Samsung's early Digimax compact — 2MP CCD, 3x zoom, optical finder, SD/MMC, AA power, 2002
The Samsung Digimax 240 was a 2-megapixel digital compact announced in October 2002, launched alongside the Digimax 101 and 201 in Samsung's early consumer digicam range. It dates from the period when Samsung was establishing the Digimax brand against far bigger Japanese rivals, and survivors are now bought mostly as Y2K-era digicams.
It uses a 2-megapixel 1/3.2in CCD producing images up to 1600 x 1200, behind a Samsung SHD 3x zoom (5.2-15.6mm, roughly 39-117mm equivalent) at f/2.5-4.8. Composition is by real-image optical viewfinder or the small 1.6in LCD, sensitivity spans ISO 100-400, and a five-mode internal flash covers close range. It records 320 x 240 AVI clips, stores to 8MB of internal memory or SD/MMC cards, connects over USB with NTSC/PAL video out, and runs on AA batteries.
As a shooter it is basic even by 2002 standards, which is exactly the appeal for digicam collectors: low resolution, punchy early-CCD colour and an optical finder for battery-sipping use. It suits students of the aesthetic more than anyone needing dependable image quality, and the modest zoom covers snapshots only.

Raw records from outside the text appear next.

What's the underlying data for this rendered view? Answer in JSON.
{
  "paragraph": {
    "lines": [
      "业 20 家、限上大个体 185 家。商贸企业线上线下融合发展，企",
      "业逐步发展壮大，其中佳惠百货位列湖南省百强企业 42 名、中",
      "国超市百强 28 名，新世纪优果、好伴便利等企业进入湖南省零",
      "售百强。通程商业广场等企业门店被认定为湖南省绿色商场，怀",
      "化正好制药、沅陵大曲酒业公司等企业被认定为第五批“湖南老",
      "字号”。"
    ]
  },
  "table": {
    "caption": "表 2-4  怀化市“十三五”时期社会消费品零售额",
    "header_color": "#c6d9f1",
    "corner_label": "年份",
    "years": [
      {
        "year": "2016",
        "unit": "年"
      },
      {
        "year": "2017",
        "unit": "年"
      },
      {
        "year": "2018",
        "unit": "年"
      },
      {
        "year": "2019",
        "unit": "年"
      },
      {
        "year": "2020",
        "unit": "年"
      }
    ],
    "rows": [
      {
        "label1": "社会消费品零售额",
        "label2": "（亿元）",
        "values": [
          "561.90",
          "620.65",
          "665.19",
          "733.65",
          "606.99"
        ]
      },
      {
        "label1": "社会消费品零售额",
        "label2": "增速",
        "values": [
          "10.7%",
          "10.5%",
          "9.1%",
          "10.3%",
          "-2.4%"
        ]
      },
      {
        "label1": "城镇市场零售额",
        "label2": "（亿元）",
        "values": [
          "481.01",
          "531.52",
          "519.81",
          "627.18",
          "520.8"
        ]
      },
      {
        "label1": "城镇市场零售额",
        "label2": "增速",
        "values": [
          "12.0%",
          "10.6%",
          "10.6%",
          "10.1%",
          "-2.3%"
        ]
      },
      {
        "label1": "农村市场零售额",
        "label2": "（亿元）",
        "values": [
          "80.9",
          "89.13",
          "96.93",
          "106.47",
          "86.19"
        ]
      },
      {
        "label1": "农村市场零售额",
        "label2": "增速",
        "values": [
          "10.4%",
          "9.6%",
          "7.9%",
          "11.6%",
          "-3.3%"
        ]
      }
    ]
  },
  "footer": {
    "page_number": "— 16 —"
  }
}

Confirm it powers up on fresh AA cells and that the 8MB internal memory lets you test even without a card; for cards, stick to small-capacity SD or MMC as high-capacity SDHC will not be recognised. Check the 1.6in LCD for fading, the optical finder for haze, and the flash for a full recharge cycle. USB transfer needs old drivers on some systems, so a card reader is the practical route.